Image inpainting based on generative adversarial networks (GANs) has achieved great success in producing visually plausible images and plays an important role in many real tasks. However, the techniques of image inpainting might also be maliciously used, e.g., altering or removing interesting objects to report fake news. Despite the promising performance of recently developed inpainting detection algorithms, they are built on convolutional neural networks (CNNs) with limited receptive fields. Consequently, they fail to fully capture the disparity between the inpainted regions and untouched regions and thus are ineffective in obtaining fine-grained detection results.

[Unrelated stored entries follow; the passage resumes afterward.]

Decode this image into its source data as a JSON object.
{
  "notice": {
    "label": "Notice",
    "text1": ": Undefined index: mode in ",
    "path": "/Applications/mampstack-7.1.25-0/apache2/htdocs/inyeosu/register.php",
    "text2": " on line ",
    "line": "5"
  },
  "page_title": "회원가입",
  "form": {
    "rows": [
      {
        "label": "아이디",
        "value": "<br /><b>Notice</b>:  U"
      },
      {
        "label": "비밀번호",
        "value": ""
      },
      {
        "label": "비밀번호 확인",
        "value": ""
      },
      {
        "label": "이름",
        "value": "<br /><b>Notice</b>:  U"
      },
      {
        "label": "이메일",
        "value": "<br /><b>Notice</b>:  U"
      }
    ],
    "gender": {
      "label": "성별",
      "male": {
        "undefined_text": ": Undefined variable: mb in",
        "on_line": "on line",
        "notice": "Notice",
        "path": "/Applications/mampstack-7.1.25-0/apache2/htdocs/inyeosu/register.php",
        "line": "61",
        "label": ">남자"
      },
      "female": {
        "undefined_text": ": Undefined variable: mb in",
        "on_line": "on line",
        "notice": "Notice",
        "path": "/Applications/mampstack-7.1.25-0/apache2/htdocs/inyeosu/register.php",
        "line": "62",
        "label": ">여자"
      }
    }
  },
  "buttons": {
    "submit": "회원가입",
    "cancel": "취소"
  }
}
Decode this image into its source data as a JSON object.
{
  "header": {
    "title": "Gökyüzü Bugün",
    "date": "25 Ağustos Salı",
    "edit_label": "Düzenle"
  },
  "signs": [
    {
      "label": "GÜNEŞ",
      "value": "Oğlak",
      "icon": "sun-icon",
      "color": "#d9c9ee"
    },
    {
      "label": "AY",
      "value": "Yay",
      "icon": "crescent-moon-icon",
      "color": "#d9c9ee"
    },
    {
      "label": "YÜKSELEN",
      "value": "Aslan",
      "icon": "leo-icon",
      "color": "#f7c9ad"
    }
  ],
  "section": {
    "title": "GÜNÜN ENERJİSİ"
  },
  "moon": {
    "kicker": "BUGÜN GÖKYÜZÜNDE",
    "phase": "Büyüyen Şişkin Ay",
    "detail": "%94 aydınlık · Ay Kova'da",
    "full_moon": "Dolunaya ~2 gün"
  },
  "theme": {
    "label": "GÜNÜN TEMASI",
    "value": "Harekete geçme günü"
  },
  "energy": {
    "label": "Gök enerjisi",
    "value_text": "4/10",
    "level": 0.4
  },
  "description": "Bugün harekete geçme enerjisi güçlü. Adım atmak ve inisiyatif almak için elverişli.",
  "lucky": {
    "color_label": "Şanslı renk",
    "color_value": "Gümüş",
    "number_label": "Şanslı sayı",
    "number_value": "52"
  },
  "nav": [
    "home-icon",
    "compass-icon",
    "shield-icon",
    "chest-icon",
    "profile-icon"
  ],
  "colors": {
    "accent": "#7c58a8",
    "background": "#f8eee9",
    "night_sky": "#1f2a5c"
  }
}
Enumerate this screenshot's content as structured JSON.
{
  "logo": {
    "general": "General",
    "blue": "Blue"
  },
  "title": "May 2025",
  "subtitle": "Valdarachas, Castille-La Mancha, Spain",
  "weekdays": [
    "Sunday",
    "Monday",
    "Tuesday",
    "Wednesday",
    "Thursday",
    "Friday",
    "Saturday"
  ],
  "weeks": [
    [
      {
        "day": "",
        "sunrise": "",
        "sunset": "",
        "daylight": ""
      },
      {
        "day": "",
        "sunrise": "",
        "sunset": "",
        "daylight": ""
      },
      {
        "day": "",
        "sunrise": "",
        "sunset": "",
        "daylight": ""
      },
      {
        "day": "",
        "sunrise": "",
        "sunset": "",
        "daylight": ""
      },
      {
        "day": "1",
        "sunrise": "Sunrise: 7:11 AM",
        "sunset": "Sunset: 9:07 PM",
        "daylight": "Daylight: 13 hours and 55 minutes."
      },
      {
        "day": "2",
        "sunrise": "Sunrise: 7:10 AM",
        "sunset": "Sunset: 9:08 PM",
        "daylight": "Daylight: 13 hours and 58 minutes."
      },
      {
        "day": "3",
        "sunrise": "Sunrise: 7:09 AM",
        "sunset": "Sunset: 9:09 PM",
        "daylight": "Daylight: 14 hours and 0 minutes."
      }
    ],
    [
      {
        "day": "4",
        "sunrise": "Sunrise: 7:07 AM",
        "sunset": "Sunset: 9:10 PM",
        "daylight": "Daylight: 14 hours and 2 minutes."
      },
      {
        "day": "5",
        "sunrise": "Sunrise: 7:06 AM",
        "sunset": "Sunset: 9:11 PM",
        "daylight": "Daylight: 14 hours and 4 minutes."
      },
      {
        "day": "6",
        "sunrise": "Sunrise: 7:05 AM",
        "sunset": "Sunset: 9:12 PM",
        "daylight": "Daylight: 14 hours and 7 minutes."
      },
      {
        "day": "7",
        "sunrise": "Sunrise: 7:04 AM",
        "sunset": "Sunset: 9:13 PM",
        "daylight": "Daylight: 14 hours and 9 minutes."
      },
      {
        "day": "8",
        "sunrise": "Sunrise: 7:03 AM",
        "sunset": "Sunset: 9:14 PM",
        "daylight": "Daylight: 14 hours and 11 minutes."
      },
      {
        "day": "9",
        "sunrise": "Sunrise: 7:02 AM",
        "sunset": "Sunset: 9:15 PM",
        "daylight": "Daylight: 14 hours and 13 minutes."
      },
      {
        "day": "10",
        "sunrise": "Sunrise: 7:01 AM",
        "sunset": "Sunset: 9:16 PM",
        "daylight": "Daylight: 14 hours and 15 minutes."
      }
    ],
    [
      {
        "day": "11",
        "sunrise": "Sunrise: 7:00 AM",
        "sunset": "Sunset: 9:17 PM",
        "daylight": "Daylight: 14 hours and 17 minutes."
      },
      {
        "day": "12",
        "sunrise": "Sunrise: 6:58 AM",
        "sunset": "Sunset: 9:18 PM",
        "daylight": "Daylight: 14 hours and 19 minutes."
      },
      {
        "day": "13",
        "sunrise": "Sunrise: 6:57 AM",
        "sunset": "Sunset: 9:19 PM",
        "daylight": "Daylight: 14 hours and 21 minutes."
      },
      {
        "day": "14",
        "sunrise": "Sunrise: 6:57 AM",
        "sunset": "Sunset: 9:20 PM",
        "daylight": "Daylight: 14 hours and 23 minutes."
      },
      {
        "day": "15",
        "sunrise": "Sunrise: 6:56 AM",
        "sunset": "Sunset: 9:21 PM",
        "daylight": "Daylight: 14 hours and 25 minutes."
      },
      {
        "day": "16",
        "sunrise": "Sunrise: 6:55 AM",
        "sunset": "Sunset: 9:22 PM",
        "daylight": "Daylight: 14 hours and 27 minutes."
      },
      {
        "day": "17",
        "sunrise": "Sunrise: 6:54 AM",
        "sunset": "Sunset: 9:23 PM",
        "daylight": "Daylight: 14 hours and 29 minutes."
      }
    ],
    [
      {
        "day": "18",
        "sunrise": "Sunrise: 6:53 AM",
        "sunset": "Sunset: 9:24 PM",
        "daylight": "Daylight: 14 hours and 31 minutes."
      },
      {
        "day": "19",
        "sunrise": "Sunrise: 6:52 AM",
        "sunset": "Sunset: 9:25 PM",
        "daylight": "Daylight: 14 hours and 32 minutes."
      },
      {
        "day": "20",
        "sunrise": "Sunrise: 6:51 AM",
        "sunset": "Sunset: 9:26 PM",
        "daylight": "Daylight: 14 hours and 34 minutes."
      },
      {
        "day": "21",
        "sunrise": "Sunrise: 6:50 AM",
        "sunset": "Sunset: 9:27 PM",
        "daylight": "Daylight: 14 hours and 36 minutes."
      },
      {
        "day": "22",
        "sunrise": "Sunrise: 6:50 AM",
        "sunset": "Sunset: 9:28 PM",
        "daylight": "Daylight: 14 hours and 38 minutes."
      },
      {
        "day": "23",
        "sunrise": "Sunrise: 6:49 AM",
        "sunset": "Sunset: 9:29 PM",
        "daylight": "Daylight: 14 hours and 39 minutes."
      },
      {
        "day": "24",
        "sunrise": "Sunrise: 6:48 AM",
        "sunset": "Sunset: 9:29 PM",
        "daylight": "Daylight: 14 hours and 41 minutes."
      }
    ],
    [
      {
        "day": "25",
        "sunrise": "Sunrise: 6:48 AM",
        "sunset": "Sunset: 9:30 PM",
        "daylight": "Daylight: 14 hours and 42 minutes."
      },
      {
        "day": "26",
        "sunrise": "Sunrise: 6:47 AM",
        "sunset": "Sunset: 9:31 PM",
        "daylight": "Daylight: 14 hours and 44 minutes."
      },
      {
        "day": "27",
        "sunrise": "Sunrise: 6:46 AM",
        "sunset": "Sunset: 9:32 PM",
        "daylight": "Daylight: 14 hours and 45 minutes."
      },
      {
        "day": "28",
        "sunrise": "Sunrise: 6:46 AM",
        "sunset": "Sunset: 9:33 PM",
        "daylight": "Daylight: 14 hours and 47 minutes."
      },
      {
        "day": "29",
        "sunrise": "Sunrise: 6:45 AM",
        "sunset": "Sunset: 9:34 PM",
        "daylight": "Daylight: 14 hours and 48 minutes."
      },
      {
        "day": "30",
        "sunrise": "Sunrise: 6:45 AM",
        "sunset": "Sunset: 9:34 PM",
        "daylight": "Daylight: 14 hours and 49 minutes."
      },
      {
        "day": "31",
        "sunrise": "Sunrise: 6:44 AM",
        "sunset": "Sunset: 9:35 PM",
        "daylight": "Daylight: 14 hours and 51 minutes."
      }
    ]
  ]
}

In this work, we develop a new image inpainting detection approach. First, we propose a locally enhanced transformer architecture tailored for image inpainting detection. Unlike previous CNN-based methods, our approach leverages both the short-range and long-range dependencies of pixels, enabling the learning of diverse statistical behaviors of inpainted and untouched regions. Second, to mitigate the distraction caused by near-edge pixels with a mixed nature during training, we propose decoupling the label into a body map and a soft-edge map, and then a cross-modality attention module is designed to propagate their information interactively. It demonstrates that our decoupling strategy outperforms the conventional edge supervision in enhancing detection accuracy. Finally, we devise a constrained adversarial training methodology in consideration of the confrontational generation procedure of deep image inpainting methods. It shows that our constrained adversarial training further enhances the detection performance by adaptively introducing interference noise in the inpainted regions. Extensive experiments validate the superiority of our scheme compared to existing CNN-based methods, showcasing its desirable detection generalizability for both deep inpainting and traditional inpainting algorithms.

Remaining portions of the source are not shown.